University of Arizona Stops a Covid-19 Outbreak by Following the Feces
After wastewater monitoring detected the virus in a dorm’s sewage, the school discovered and quarantined two asymptomatic infections
The University of Arizona managed to nip an outbreak of Covid-19 in the bud by monitoring its students’ poop, report Paulina Pineda and Rachel Leingang for the Arizona Republic.
Some people infected with the novel coronavirus shed fragments of its genetic material in their feces, which can then be detected in wastewater even if they’re asymptomatic. This method can offer health officials an early warning because the virus may show up in sewage days before infected people show symptoms and submit themselves for testing. This monitoring technique has been used by cities and even national parks across the country and the world.

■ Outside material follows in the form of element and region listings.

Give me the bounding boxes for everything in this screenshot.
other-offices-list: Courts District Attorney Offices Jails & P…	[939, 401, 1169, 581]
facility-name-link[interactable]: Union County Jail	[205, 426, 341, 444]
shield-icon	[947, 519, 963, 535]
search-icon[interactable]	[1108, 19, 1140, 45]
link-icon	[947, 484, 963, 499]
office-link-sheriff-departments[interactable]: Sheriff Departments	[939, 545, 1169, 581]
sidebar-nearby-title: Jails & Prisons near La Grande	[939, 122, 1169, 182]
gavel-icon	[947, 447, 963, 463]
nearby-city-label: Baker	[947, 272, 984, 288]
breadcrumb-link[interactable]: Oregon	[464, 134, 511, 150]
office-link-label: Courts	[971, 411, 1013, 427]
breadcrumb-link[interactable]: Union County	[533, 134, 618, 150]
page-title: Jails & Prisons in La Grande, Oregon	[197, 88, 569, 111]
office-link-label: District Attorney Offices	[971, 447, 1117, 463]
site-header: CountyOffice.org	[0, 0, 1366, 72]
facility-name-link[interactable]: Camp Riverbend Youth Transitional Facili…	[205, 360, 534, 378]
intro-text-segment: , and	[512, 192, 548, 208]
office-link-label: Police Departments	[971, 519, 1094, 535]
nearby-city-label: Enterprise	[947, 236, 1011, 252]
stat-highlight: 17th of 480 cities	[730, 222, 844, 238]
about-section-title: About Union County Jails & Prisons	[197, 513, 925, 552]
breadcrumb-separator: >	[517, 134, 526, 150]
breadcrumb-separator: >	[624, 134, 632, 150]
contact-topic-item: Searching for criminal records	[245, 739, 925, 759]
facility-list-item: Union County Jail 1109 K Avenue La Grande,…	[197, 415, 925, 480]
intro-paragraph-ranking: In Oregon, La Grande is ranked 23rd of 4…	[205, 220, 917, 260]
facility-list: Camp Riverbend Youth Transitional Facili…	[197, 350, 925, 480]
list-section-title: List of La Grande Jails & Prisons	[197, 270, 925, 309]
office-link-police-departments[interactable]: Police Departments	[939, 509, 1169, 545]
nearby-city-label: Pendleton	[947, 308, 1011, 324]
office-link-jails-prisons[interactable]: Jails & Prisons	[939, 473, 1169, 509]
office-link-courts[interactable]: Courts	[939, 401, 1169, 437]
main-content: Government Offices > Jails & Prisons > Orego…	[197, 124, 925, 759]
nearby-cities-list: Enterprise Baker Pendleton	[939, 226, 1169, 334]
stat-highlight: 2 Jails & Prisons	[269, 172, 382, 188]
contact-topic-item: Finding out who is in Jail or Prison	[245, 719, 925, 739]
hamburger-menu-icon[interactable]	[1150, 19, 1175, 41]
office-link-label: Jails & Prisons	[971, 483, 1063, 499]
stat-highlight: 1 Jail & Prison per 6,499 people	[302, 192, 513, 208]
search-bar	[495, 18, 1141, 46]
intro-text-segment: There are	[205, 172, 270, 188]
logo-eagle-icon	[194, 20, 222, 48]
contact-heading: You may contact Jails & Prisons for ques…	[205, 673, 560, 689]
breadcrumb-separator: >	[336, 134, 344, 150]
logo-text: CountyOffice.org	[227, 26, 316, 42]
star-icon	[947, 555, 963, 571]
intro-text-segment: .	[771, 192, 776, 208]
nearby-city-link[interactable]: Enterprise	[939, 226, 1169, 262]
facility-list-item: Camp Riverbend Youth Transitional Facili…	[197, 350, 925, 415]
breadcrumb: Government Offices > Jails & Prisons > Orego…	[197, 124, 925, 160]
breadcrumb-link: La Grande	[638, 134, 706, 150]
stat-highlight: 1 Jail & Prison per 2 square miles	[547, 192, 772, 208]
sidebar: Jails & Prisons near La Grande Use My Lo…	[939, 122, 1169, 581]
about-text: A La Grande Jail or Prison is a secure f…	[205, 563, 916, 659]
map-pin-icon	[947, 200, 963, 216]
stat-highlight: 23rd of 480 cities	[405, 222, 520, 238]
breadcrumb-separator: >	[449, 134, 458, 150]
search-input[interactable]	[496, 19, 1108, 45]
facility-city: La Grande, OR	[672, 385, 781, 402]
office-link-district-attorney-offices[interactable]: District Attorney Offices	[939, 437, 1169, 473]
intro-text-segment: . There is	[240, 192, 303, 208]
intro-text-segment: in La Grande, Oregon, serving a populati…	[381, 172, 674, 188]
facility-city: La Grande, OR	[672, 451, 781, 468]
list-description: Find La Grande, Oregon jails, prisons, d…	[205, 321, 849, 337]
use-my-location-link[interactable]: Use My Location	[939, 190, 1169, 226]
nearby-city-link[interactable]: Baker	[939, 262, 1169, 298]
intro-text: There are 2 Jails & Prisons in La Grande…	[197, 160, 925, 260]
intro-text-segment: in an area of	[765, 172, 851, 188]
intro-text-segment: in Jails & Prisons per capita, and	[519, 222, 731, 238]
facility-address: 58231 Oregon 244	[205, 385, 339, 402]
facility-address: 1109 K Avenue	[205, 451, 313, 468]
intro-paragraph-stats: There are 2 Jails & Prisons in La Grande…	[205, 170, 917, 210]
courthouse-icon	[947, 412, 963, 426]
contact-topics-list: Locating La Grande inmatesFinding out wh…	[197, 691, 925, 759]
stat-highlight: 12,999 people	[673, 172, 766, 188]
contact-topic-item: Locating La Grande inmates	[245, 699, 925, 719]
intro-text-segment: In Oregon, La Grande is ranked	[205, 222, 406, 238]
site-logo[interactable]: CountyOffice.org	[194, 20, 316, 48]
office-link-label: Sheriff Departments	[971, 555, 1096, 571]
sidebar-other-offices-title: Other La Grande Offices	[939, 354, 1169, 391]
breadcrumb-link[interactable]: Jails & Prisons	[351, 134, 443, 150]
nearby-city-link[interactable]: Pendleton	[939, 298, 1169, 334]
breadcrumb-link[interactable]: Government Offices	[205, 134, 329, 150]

At the University of Arizona (UA), researchers were collecting samples of sewage from 20 buildings on campus as part of the school’s testing regimen as roughly 5,000 students returned to campus for the 2020-2021 academic year, reports Jaclyn Peiser for the Washington Post.
This week, the technique detected coronavirus genetic material in the Likins dorm’s wastewater. On Wednesday the school tested all 311 people associated with the dorm. Those tests revealed two students who were experiencing asymptomatic infections, and UA swiftly quarantined them, per the Post.
“We in fact found cases that no one would have known about and now we’re contact tracing all of their contacts to find out how many other students may be positive and asymptomatic,” says Robert Robbins, the school’s president, in a news briefing.
Testing on campus had turned up 47 positive coronavirus tests as of Thursday morning, reports Christopher Conover for Arizona Public Media.
Other colleges monitoring their wastewater as they attempt to resume instruction in what is sure to be a highly unusual academic year include the University of California at San Diego and Syracuse University, according to the Post.
"Testing the wastewater gives you an idea of the number of cases within a community and if the numbers are increasing or decreasing," says Ian Pepper, director of UA’s Water and Energy Sustainable Technology Center which is conducting wastewater surveillance on campus, in a statement. "The approach can also be used to help determine if an intervention is working to reduce the transmission of the virus."
UA is also using an exposure notification app called COVID Watch, reports Shaq Davis for Tucson.com. The app, which has roughly 11,000 users, detects nearby devices via bluetooth and will send out a notification to anyone who has come in close contact with someone who later reports themselves as infected.
Other campuses, including Notre Dame, the University of North Carolina at Chapel Hill and Michigan State University, have experienced large enough spikes in cases that they were forced to switch to online only classes, according to the Post.
This instance of using wastewater to detect a nascent outbreak before it spread widely shows the promise of this monitoring technique, says Richard Carmona, a former U.S. Surgeon General who is guiding UA’s reopening, in a press conference.
“Nobody would have known that otherwise, but with that early detection, we jumped on it right away, tested those youngsters and got them the appropriate isolation where they needed to be,” says Carmona. “And you think about if we had missed it, if we had waited until they became symptomatic, and they stayed in that dorm for days, or a week or the whole incubation period, how many other people would have been infected?”